Cosa pretendere d’altronde in un paese dove solo il 41,1% di italiani nel 2014 ha letto un libro nel corso dell’anno, dove nel 2013, con il 22,4% della popolazione laureata, siamo l’ultimo paese in Ue per numero di laureati (ci sarebbe poi da aprire una parentesi sulla qualità di questi laureati, in un’università pubblica allo sbando). Per fare un confronto, la media europea è del 36,8%, siamo sotto a Romania (22,8%), Croazia (25,9%) e Malta (26%).

D’altronde la laurea non dimostra il valore culturale di una persona – e questo, soprattutto in Italia, è più che vero – ma cosa, più dei consumi culturali, è il termometro per la situazione del paese?

Secondo il rapporto Una strategia per la cultura, una strategia per il paese realizzato da Federculture nel 2013 (il rapporto è stato realizzato nel 2014 con i dati dell’anno precedente), “ben 39 italiani su cento non hanno preso parte ad alcuna iniziativa culturale. […] questi dati ci pongono tra gli ultimi posti delle classifiche europee, ma tra i primi per il disinteresse pubblico nelle attività culturali. Secondo Eurobarometro, l’agenzia europea che misura e analizza le tendenze dell’opinione pubblica, il nostro indice di partecipazione culturale è pari all’8%, ma la media europea è del 18%”.

I social network, caro professor Eco, sono l’ultimo dei nostri problemi, abbiamo un problema maggiore, molto più difficilmente risolvibile: gli italiani.

Era il 1866 quando Massimo Taparelli, marchese d’Azeglio (comunemente noto come Massimo d’Azeglio), nella prefazione a I miei ricordi scriveva:

“il primo bisogno d’Italia è che si formino italiani dotati d’alti e forti caratteri.

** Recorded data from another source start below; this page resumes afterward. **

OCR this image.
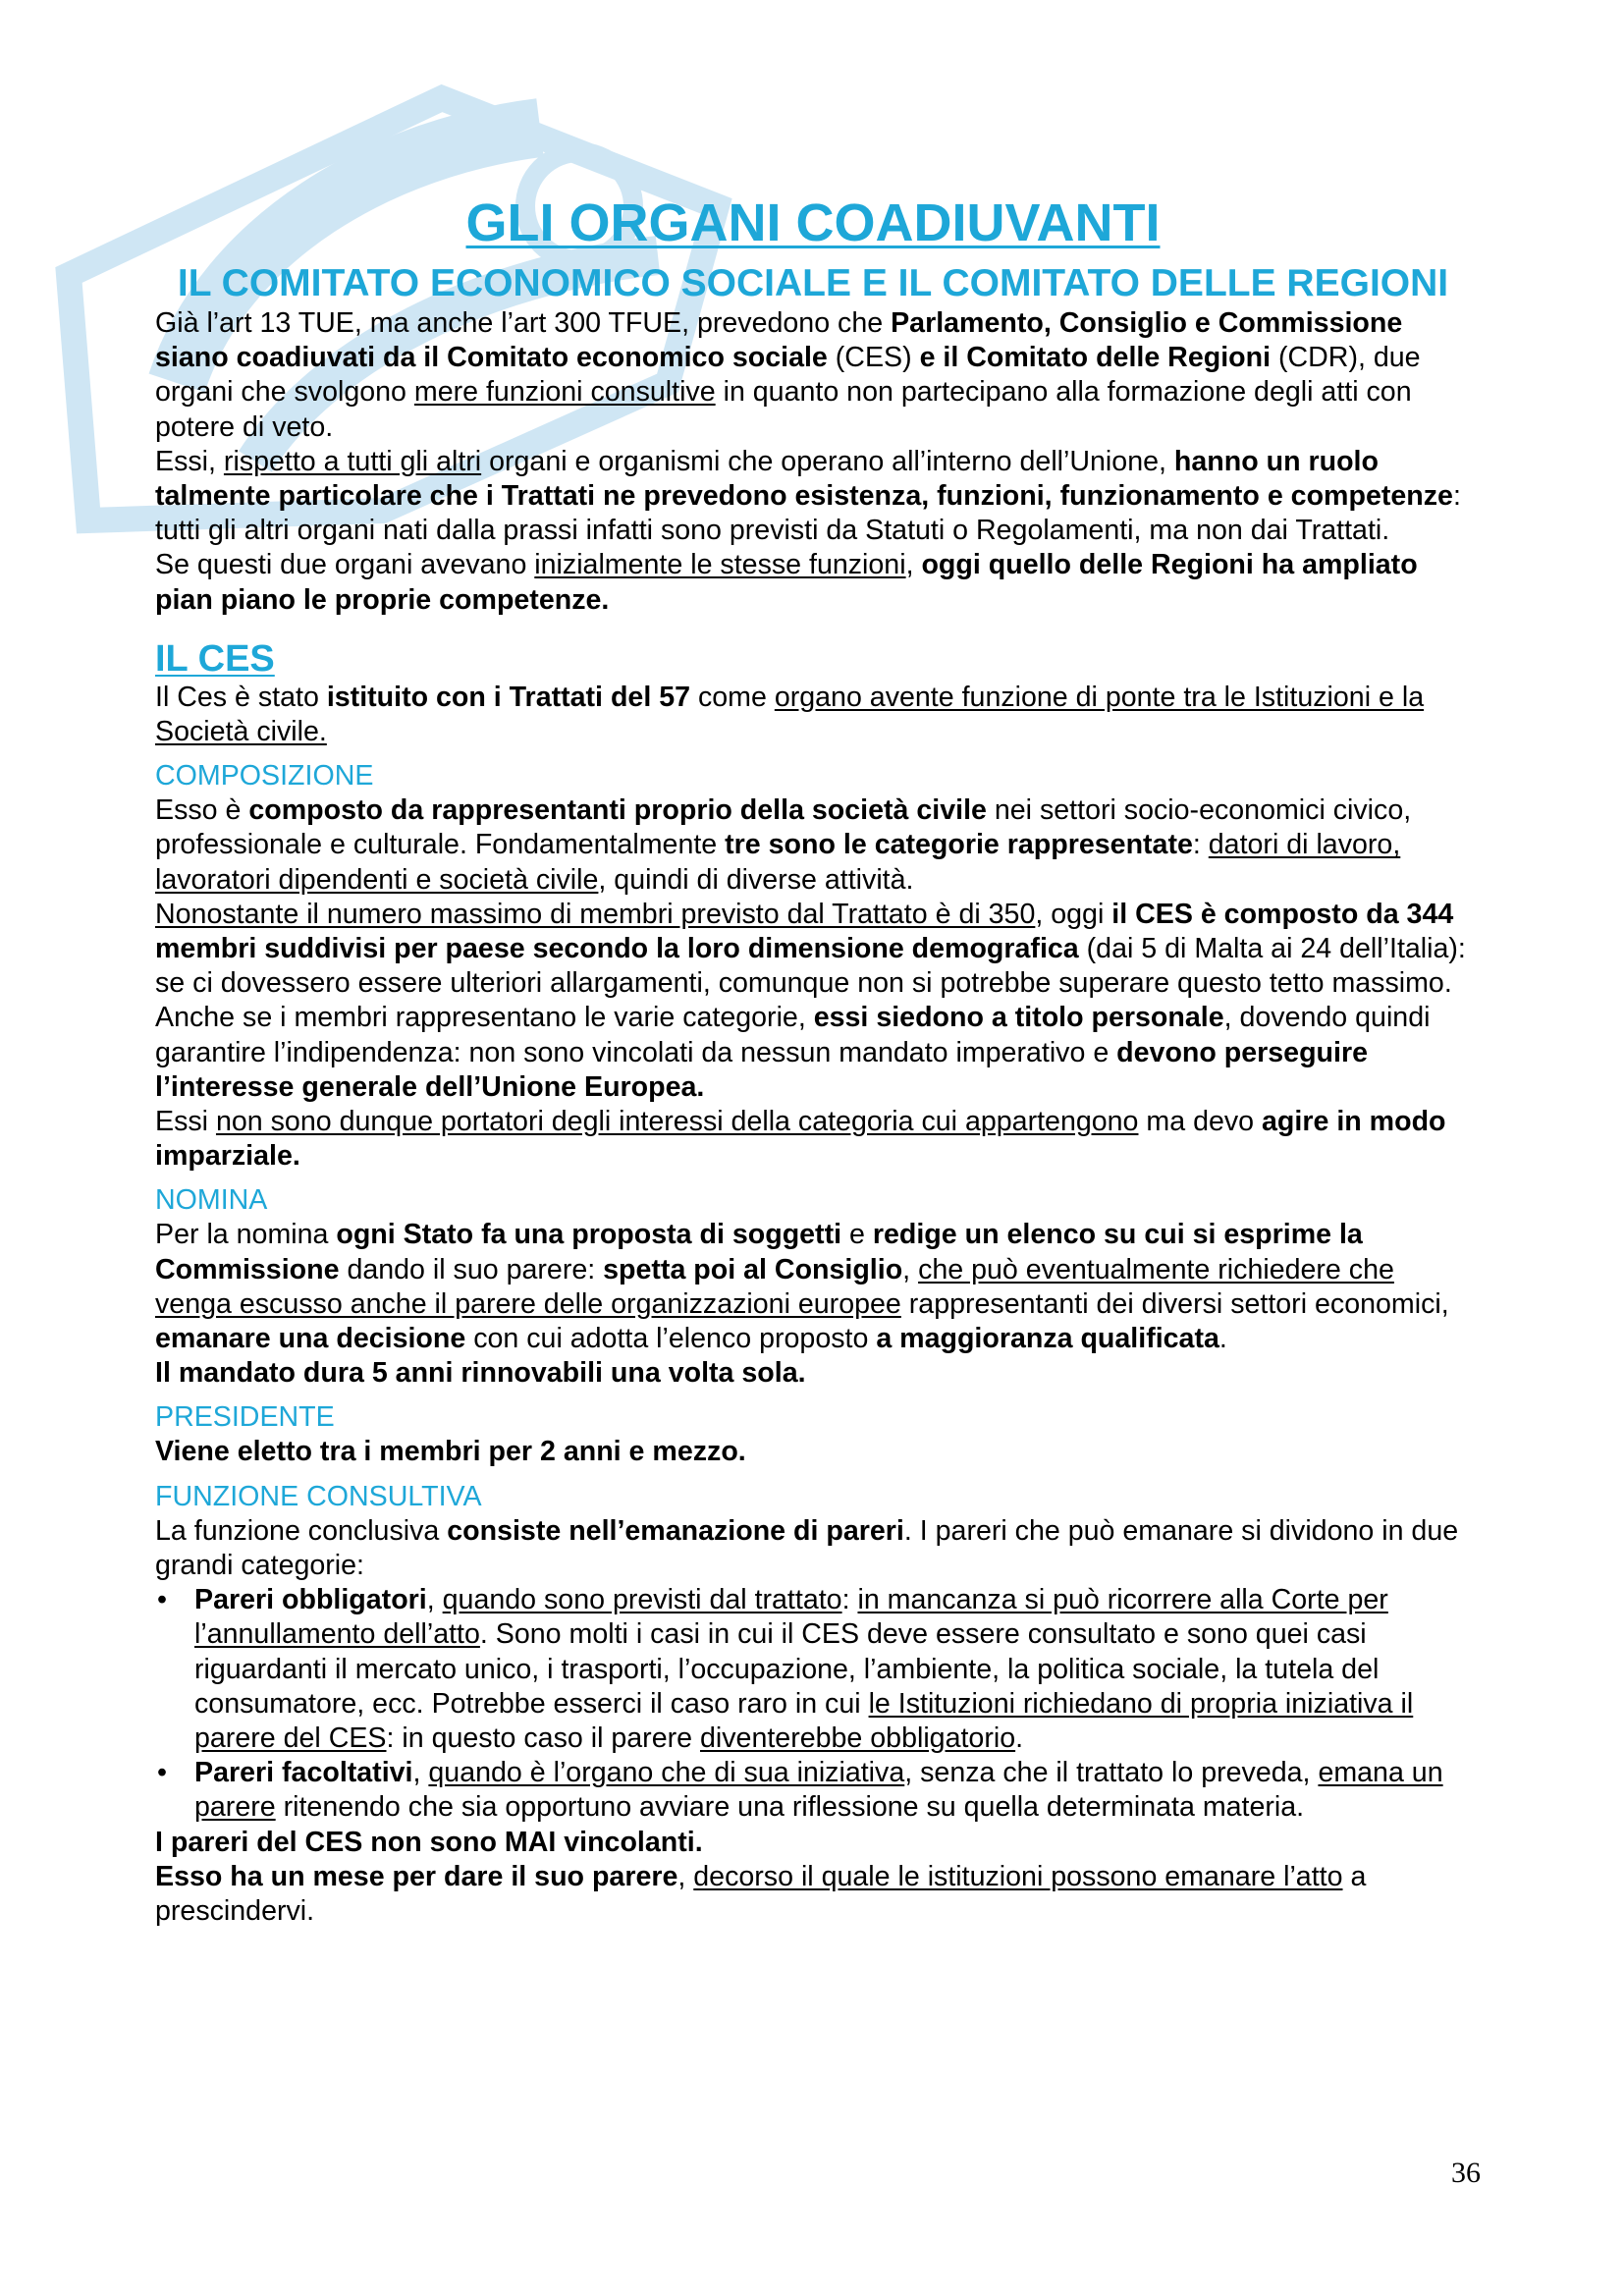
GLI ORGANI COADIUVANTI
IL COMITATO ECONOMICO SOCIALE E IL COMITATO DELLE REGIONI

Già l’art 13 TUE, ma anche l’art 300 TFUE, prevedono che Parlamento, Consiglio e Commissione siano coadiuvati da il Comitato economico sociale (CES) e il Comitato delle Regioni (CDR), due organi che svolgono mere funzioni consultive in quanto non partecipano alla formazione degli atti con potere di veto.

Essi, rispetto a tutti gli altri organi e organismi che operano all’interno dell’Unione, hanno un ruolo talmente particolare che i Trattati ne prevedono esistenza, funzioni, funzionamento e competenze: tutti gli altri organi nati dalla prassi infatti sono previsti da Statuti o Regolamenti, ma non dai Trattati.

Se questi due organi avevano inizialmente le stesse funzioni, oggi quello delle Regioni ha ampliato pian piano le proprie competenze.

IL CES

Il Ces è stato istituito con i Trattati del 57 come organo avente funzione di ponte tra le Istituzioni e la Società civile.

COMPOSIZIONE

Esso è composto da rappresentanti proprio della società civile nei settori socio-economici civico, professionale e culturale. Fondamentalmente tre sono le categorie rappresentate: datori di lavoro, lavoratori dipendenti e società civile, quindi di diverse attività.

Nonostante il numero massimo di membri previsto dal Trattato è di 350, oggi il CES è composto da 344 membri suddivisi per paese secondo la loro dimensione demografica (dai 5 di Malta ai 24 dell’Italia): se ci dovessero essere ulteriori allargamenti, comunque non si potrebbe superare questo tetto massimo.

Anche se i membri rappresentano le varie categorie, essi siedono a titolo personale, dovendo quindi garantire l’indipendenza: non sono vincolati da nessun mandato imperativo e devono perseguire l’interesse generale dell’Unione Europea.

Essi non sono dunque portatori degli interessi della categoria cui appartengono ma devo agire in modo imparziale.

NOMINA

Per la nomina ogni Stato fa una proposta di soggetti e redige un elenco su cui si esprime la Commissione dando il suo parere: spetta poi al Consiglio, che può eventualmente richiedere che venga escusso anche il parere delle organizzazioni europee rappresentanti dei diversi settori economici, emanare una decisione con cui adotta l’elenco proposto a maggioranza qualificata.

Il mandato dura 5 anni rinnovabili una volta sola.

PRESIDENTE

Viene eletto tra i membri per 2 anni e mezzo.

FUNZIONE CONSULTIVA

La funzione conclusiva consiste nell’emanazione di pareri. I pareri che può emanare si dividono in due grandi categorie:

• Pareri obbligatori, quando sono previsti dal trattato: in mancanza si può ricorrere alla Corte per l’annullamento dell’atto. Sono molti i casi in cui il CES deve essere consultato e sono quei casi riguardanti il mercato unico, i trasporti, l’occupazione, l’ambiente, la politica sociale, la tutela del consumatore, ecc. Potrebbe esserci il caso raro in cui le Istituzioni richiedano di propria iniziativa il parere del CES: in questo caso il parere diventerebbe obbligatorio.
• Pareri facoltativi, quando è l’organo che di sua iniziativa, senza che il trattato lo preveda, emana un parere ritenendo che sia opportuno avviare una riflessione su quella determinata materia.

I pareri del CES non sono MAI vincolanti.

Esso ha un mese per dare il suo parere, decorso il quale le istituzioni possono emanare l’atto a prescindervi.

36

E pure troppo si va ogni giorno più verso il polo opposto: pur troppo s’è fatta l’Italia, ma non si fanno gl’Italiani”.

Ancora oggi gli italiani non si sono fatti poiché manca un collante culturale, una visione condivisa che nasca da solide basi e punti fermi che vadano oltre ideologie, opinioni politiche, leader passeggeri.